Collector Harassment Basics
What you need to know to fight back against abusive debt collection practices.
There’s a fine line between collectors being appropriately aggressive and downright abusive. When a debt collector crosses that line, they break the law – and you have rights to fight back and even seek compensation for their bad behavior.
In this section, we cover some basics about debt collector harassment that are good to know before you move forward to file a complaint. We cover everything from the laws that protect your rights against collector harassment to the resource you have if it happens to you. We also help you understand exactly when being assertive crosses the line into abuse, so you know when you have the right to fight back.
Fact: 3989 FDCPA lawsuits were filed in the 1st quarter of 2013 alone!
If you think you’re facing real harassment from a debt collector, don’t tolerate it for another call! Call us at 1-888-459-5452 or complete the form to the right to request the help you need.

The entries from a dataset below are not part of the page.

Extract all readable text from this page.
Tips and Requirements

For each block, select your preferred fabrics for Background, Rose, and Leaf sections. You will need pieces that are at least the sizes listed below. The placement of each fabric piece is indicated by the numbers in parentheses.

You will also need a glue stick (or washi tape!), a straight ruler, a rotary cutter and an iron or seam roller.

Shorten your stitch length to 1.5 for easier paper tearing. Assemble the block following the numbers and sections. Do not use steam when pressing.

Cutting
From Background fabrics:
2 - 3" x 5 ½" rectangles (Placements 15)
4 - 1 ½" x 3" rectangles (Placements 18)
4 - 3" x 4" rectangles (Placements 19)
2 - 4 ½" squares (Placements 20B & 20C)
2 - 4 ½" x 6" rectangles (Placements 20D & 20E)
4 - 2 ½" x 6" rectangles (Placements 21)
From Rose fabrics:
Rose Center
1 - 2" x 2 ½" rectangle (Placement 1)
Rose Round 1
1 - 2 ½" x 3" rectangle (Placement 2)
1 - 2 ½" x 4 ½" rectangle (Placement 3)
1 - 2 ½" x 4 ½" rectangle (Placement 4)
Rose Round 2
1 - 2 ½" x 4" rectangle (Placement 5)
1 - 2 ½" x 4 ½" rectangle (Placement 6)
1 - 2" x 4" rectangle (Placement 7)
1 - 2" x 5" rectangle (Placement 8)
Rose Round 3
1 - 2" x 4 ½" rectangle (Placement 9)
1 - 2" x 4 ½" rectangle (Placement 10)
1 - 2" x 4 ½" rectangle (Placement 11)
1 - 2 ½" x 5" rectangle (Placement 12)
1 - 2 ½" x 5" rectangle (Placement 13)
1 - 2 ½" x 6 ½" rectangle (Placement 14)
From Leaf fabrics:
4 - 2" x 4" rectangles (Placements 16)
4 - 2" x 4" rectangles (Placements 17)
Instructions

How to fight back against harassing debt collectors
These are the steps that you’ll usually take when you have a complaint to file against a debt collector:
- The first step you need to take is to accurately identify that you’re being harassed. Sometimes a collector can seem abusive when really they’re just doing their job. So use the resources below to correctly identify the harassment you face.
- Once you’ve identified harassment that crosses the line, you can file a complaint with the FTC (Fair Trade Commission) or CFPB (Consumer Financial Protection Bureau). You may also be able to file with your state’s Attorney General. If you choose to move forward with pursuing the complaint through the legal system, then this may be done by the licensed attorney you hire in the next step.
- Contact a licensed debt collection harassment attorney. Make sure the person or team you hire is licensed to work on this kind of case in your state. Services vary, so some providers may help with filing the complaint, while others may simply work to stop the harassment and seek compensation.
- If your attorney decides you have a case, you could be compensated. In some cases you may be able to receive statutory damages for the abuse. The amount received is typically capped at $1,000. Depending on the type of abuse, you may also be able to claim “actual damages” which means the payout could be even more.